Johan Fritiof Domö (born Gustafsson, 30 August 1889 – 23 November 1961) was a Swedish landlord and social conservative right politician and mostly known as the party leader for the Moderate Party. Domö was the first vice party leader 1935–1944, and party leader of the Moderate Party 1944–1950, a minister of the Hansson III Cabinet 1939–1945 Minister of Commerce and Industry 1939–1941 and Minister of Communications (Transport) 1944–1945. He was the governor of Skaraborg County between 1951 and 1956.

==Early life==
Fritiof Domö was born in Hakarp as Fritiof Gustafsson, he was the son of the landlord Karl Johan Gustafsson and his wife Augusta Johansdotter. He studied in Huskvarna and interned as several farmhouses and did self-studies.

In 1913, he owned his own farmhouse, in Åsen outside of Jönköping and from 1918 in Domö. In 1917, he became active in the municipality politics and in 1922 he became a member of the Skaraborgs läns hushållningssällskaps förvaltningsutskott.

==Political career==
From 1928, Domö was a member of the first chamber, elected by the constituent of Skaraborg. In the Riksdag he became known as a politician who made many motions and he was also an acknowledged farming expert. In 1933 he became a member of the special committee for crisis politics, he participated in the investigations by the Riksdag in 1938 for farming.

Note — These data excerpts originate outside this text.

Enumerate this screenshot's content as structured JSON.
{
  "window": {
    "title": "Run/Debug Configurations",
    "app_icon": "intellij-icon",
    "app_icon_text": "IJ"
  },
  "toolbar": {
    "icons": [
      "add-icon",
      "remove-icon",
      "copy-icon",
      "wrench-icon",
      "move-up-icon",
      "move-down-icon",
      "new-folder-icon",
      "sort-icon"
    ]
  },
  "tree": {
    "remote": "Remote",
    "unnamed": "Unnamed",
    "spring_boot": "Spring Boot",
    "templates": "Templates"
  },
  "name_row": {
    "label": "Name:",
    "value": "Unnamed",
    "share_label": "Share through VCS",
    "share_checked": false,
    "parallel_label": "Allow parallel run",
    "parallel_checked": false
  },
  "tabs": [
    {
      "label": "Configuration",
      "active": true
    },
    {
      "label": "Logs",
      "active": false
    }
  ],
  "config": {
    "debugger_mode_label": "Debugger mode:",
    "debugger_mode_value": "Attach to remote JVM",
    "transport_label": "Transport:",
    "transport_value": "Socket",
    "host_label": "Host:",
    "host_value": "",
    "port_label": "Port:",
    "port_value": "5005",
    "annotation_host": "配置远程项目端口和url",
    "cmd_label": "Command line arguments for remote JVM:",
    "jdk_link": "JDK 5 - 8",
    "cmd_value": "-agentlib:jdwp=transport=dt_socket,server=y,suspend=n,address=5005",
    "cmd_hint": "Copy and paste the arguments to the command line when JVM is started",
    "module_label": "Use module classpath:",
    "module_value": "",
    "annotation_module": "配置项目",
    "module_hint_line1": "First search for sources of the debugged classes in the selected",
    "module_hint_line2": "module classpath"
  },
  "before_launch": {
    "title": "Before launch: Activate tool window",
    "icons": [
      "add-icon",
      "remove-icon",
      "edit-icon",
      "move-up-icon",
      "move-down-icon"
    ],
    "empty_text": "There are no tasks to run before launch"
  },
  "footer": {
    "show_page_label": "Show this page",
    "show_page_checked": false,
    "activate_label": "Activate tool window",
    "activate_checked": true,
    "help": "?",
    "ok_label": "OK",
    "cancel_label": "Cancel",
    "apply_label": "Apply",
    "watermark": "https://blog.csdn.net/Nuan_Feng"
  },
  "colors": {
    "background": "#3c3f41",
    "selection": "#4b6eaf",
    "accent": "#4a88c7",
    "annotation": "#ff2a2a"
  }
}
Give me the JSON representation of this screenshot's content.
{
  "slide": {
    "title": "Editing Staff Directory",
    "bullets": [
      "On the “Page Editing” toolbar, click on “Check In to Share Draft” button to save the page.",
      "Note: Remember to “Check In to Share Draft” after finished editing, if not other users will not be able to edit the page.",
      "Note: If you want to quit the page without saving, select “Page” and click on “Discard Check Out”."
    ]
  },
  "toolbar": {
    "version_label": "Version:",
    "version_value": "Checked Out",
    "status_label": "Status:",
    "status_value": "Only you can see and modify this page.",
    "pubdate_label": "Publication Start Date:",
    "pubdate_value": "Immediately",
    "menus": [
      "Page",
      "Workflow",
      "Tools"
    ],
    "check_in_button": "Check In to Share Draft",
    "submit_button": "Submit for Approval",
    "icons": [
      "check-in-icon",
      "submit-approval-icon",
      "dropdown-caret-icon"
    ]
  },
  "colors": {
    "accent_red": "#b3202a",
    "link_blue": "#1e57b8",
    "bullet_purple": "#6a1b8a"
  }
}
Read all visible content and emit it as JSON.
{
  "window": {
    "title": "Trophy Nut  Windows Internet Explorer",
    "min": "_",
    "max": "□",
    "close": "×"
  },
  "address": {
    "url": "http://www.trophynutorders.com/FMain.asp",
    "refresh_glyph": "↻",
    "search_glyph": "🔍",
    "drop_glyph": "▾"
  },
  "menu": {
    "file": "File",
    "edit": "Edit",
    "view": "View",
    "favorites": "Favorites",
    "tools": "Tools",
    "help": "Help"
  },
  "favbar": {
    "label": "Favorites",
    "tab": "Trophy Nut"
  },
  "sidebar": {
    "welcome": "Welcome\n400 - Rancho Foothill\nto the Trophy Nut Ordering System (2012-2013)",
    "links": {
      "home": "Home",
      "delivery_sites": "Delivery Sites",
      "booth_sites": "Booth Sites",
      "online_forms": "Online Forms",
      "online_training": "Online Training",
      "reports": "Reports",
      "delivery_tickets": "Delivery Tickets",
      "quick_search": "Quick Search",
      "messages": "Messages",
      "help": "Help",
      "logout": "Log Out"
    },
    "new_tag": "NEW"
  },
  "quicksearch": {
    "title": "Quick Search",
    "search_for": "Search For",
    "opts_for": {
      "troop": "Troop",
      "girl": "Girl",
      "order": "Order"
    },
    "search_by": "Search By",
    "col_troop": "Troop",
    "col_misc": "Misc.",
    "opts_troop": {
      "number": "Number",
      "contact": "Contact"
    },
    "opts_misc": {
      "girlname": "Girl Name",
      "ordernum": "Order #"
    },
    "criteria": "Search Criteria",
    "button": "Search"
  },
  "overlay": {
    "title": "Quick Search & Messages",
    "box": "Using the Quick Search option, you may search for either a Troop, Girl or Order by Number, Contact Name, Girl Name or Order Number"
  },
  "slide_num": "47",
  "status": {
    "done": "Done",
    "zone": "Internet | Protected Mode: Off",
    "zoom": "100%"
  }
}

In 1935, he became the vice chairman of the Rights national association. And from 1936 in the group leader of the first chamber. As a leader he mentioned the "Jew-problem" and supported a restrictive Swedish refugee policy.

In 1939, the Hansson III Cabinet was formed, and Domö was appointed to the position of Minister of Commerce and Industry.

==Right leader==
After professor Gösta Bagge had announced that he intended to resign as the leader of the Moderate Party Domö became the strongest candidate to replace him. Many supported his rival Martin Skoglund but he refused to run. Between 1946 and 1949 he was the group leader of the first chamber.

==Personal life==
Domö married Ellen Carlsson in 1915 and the couple got two daughters.